One of the obstacles in this respect is that no universal biomarkers are available to precisely measure senescent cell burden, follow therapeutic progress and apply precision medicine. Since T2DM is a heterogeneous disease so one size does not fit all will be ideal. A multi-omics and artificial intelligence (AI)-powered approach, instead, is more likely to be recognized as crucial for uncovering senescence-related molecular signatures and stratifying patients into biologically relevant subclasses. Integrative analysis of transcriptome, proteome, metabolome and epigenome data retrieved by machine learning models can further identify the hidden senescence-related patterns associated with metabolic impairment, inflammatory response and drug response. They have the potential not only to provide fine-tuning of patient selection for senolytic therapy but also to discover new therapeutic and predictive targets.
Therefore, the future of senolytic therapy in diabetes rests on a multidisciplinary precision-medicine approach although currently senolytic therapy is currently being viewed as a biologically informative experimental strategy that advances disease modeling and patient stratification paradigms, rather than a clinically deployable treatment modality.
Biological and clinical uncertainties
While accumulating evidence supports the mechanistic plausibility of targeting senescent cells in metabolic disease, several biological uncertainties warrant careful consideration.

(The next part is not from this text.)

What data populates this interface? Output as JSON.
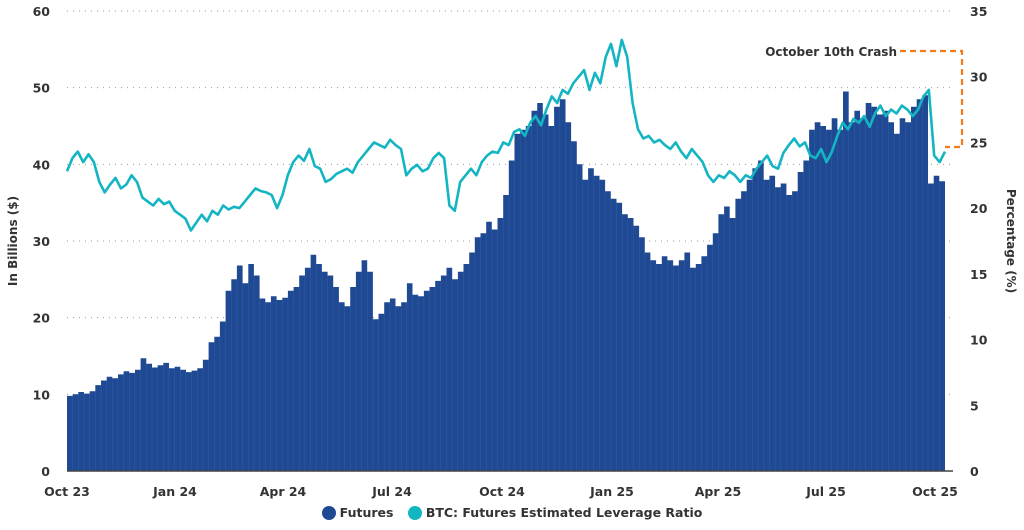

First, senescence is context-dependent and may exert protective roles in tumor suppression, wound healing, and tissue remodeling. Indiscriminate clearance of senescent cells could theoretically impair regenerative responses or immune surveillance.
Second, certain models suggest that transient senescence may facilitate adaptive metabolic remodeling. Complete ablation may therefore not uniformly confer benefit.
Third, immune modulation following senolytic exposure remains incompletely understood, particularly in older adults with multimorbidity. Potential risks include impaired pathogen defense or altered oncologic risk.
Fourth, several preclinical studies have demonstrated modest or variable metabolic improvements, indicating that senescence may represent one contributory mechanism rather than a universal driver of T2DM.
Accordingly, senolytic therapy must be evaluated within a rigorous risk–benefit framework, emphasizing selectivity, tissue targeting, and biomarker-guided stratification.
Conclusion
Cellular senescence represents a biologically relevant contributor to the pathogenesis of type 2 diabetes mellitus (T2DM), primarily through sustained senescence-associated secretory phenotype (SASP)-mediated inflammation and impaired tissue regenerative capacity. Chronic metabolic stressors—including aging, obesity, hyperglycemia, oxidative stress, and mitochondrial dysfunction—promote senescent cell accumulation in adipose tissue, liver, and pancreatic β-cells, where persistent SASP signaling disrupts insulin receptor pathways and accelerates β-cell functional decline. Preclinical models consistently demonstrate metabolic improvement following senescent cell clearance; however, current human evidence is limited to early-phase studies evaluating biomarker modulation and short-term safety rather than glycemic efficacy.
Despite compelling mechanistic plausibility, no senolytic intervention has yet demonstrated sustained improvement in HbA1c, insulin sensitivity, or long-term clinical outcomes in T2DM. Larger, adequately powered randomized trials incorporating standardized metabolic endpoints are required before therapeutic claims can be substantiated (72).